Big news! The U.S. Department of Health and Human Services (HHS) and Department of Education announced that 45 states and territories have been awarded funding through the Preschool Development Grant Birth through Five (PDG B-5)a $250 million competitive federal grant designed to improve states’ existing early childhood landscape by building upon existing federal, state, and local early care and learning investments. Though an OCC Announcement made the grant awards public today, the Administration for Children and Families (ACF) has been working with states for weeks to approve applications and negotiate awards prior to the December 31 deadline. The one-year PDG B-5 planning grants will run through December 30, 2019.

When the bipartisan Every Student Succeeds Act (ESSA) became law in December of 2015, it authorized the creation of a new Preschool Development Grant program, demonstrating a deliberate effort to foster connections across early learning programs and between the early learning and K-12 systems within states.

Earlier this year, HHS unveiled a funding opportunity announcement (FOA) for PDG B-5, officially beginning the implementation process for the bipartisan program authorized by Congress through ESSA. The FOA indicated an expected 40 grants would be awarded, ranging in size between $500,000 and $15 million.
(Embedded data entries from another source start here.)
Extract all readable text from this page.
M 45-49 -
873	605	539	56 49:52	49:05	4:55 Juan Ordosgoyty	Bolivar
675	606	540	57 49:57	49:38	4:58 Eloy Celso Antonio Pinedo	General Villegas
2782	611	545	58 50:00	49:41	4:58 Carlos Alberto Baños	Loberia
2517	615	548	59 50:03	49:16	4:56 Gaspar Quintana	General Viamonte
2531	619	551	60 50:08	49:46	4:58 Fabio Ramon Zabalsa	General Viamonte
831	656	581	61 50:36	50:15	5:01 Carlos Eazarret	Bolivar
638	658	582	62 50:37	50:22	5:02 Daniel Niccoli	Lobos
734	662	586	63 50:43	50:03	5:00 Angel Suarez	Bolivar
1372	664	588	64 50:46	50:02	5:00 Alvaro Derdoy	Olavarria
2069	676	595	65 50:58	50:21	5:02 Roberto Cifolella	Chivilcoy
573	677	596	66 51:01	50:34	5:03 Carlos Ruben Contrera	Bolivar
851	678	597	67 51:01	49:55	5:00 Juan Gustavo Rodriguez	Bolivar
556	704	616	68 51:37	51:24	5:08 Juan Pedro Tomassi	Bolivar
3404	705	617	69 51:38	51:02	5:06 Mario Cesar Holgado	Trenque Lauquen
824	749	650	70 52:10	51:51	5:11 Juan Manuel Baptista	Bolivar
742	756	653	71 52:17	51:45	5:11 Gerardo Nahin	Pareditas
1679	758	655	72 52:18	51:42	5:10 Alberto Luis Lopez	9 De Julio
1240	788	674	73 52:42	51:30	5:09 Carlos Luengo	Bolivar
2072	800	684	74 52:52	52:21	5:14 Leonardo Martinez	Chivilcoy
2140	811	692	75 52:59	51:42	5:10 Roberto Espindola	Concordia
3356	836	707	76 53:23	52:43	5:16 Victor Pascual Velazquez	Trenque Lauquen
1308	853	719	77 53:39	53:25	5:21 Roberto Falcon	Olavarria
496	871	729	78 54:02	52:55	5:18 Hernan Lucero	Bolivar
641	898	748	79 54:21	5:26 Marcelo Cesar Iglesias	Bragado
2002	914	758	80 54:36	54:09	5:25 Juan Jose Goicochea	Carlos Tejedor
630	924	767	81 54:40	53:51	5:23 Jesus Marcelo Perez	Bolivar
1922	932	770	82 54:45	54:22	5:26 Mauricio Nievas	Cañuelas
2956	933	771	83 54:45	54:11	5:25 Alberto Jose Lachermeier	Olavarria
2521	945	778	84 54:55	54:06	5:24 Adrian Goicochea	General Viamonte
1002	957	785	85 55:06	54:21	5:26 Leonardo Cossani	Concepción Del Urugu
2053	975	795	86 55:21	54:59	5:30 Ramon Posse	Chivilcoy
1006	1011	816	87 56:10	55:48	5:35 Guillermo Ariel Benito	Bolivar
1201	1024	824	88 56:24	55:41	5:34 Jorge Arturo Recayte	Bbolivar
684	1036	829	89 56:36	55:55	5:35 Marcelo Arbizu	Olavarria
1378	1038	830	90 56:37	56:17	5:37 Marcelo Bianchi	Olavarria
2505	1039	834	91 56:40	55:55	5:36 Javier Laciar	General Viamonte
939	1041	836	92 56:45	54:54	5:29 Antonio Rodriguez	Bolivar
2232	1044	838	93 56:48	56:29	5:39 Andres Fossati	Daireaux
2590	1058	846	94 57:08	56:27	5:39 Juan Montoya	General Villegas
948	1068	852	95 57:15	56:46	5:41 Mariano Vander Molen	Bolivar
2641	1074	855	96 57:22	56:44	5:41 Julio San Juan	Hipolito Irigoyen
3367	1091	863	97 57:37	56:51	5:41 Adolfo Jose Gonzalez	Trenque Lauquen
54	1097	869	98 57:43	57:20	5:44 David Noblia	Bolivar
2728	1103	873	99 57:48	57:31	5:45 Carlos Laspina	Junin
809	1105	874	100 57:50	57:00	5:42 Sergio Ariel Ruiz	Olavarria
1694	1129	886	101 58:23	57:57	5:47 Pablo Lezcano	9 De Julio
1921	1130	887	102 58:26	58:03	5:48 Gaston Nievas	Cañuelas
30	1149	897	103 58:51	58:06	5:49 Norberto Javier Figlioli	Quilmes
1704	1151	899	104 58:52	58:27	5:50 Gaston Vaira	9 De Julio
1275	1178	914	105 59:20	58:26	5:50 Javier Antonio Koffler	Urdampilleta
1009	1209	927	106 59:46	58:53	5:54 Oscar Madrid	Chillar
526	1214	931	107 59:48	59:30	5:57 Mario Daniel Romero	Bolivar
Remarkably, 47 jurisdictions submitted applications for grants; previously, 36 states had applied for grants through an earlier iteration of the PDG program, now referred to as Legacy PDG, which was focused on expanding states’ preschool opportunities for four-year-olds. Given the significant interest in the program, a greater number of grants were ultimately awarded ranging between $538,000 and $10.6 million.
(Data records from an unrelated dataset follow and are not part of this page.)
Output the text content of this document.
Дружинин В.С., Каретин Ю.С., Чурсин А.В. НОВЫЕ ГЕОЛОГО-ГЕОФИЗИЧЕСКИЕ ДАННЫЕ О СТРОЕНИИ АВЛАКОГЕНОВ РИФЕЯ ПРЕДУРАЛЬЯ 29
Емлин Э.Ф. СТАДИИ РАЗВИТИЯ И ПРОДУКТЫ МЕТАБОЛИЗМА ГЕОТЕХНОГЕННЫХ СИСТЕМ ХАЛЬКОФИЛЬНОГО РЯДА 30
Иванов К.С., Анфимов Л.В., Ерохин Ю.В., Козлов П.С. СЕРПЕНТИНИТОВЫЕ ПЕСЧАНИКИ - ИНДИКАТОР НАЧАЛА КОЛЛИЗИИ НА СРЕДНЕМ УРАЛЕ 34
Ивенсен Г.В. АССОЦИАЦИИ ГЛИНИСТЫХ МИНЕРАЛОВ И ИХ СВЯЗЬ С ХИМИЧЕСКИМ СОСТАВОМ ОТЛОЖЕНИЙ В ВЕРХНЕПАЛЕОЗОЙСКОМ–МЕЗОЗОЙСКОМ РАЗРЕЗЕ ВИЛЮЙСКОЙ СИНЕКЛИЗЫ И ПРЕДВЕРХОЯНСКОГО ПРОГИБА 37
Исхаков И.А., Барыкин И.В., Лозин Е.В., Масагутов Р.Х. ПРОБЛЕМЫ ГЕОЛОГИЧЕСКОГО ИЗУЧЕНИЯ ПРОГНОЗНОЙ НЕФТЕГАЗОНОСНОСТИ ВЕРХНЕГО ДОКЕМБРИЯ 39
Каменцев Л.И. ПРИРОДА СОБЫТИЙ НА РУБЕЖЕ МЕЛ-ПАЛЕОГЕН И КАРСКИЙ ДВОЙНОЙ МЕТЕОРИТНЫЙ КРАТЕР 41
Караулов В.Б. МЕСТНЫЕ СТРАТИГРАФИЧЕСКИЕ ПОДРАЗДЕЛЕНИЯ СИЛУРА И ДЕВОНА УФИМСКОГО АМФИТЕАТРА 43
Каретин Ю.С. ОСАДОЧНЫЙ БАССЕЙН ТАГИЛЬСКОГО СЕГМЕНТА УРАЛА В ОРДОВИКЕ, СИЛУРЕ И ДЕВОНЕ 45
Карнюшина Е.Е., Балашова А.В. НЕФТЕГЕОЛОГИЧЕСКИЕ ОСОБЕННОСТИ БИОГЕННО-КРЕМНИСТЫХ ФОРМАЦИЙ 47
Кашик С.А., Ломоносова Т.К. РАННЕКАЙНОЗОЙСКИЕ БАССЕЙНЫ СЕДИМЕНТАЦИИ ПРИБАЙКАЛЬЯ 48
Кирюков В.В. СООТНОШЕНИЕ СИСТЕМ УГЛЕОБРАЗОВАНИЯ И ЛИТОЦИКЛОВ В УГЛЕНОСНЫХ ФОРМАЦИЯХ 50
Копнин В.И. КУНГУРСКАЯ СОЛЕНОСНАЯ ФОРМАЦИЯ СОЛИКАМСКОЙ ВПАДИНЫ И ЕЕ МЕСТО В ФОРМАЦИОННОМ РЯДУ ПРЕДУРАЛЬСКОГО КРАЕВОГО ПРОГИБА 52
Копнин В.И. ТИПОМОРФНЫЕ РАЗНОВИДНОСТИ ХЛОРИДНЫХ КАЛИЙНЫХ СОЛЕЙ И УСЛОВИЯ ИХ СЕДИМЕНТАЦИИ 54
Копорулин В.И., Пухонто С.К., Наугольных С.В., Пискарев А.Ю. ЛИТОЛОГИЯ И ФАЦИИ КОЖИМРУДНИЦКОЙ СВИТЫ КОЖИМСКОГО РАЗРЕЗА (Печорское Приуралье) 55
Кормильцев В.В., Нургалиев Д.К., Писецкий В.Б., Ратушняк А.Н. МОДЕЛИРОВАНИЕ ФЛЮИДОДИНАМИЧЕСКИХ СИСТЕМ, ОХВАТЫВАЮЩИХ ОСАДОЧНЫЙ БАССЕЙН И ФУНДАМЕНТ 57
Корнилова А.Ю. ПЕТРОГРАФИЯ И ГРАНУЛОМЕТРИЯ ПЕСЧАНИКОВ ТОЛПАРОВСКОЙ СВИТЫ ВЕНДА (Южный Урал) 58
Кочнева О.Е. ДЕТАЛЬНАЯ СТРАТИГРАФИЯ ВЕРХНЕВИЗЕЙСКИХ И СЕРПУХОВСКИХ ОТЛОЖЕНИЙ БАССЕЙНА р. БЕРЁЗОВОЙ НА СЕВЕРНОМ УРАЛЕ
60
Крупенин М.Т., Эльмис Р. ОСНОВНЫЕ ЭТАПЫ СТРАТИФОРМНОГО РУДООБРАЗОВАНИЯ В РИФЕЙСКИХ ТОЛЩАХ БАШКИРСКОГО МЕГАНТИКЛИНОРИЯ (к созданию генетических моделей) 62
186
The first year of the PDG B-5 will fund state-level needs assessments and strategic planning to optimize existing early childhood education (ECE) resources. The grants focus on three major activities: maximizing parental choice, improving transitions within early care and learning programs and with elementary schools; and improving overall quality of ECE programs. This funding offers a unique opportunity for states to consider the full range of programs, services, and funding streams that support children birth through age five and their families.

7 states awarded PDG B-5 grants had not previously applied for the Early Learning Challenge (ELC) or Legacy PDG. 5 states had applied for one of these two grant opportunities but were not awarded funding through either program.

The table below lists the recipients and the amount of the award granted. Note: As we review the grant announcements, FFYF will update this post to include more details about each state’s plans for using the PDG B-5 funds.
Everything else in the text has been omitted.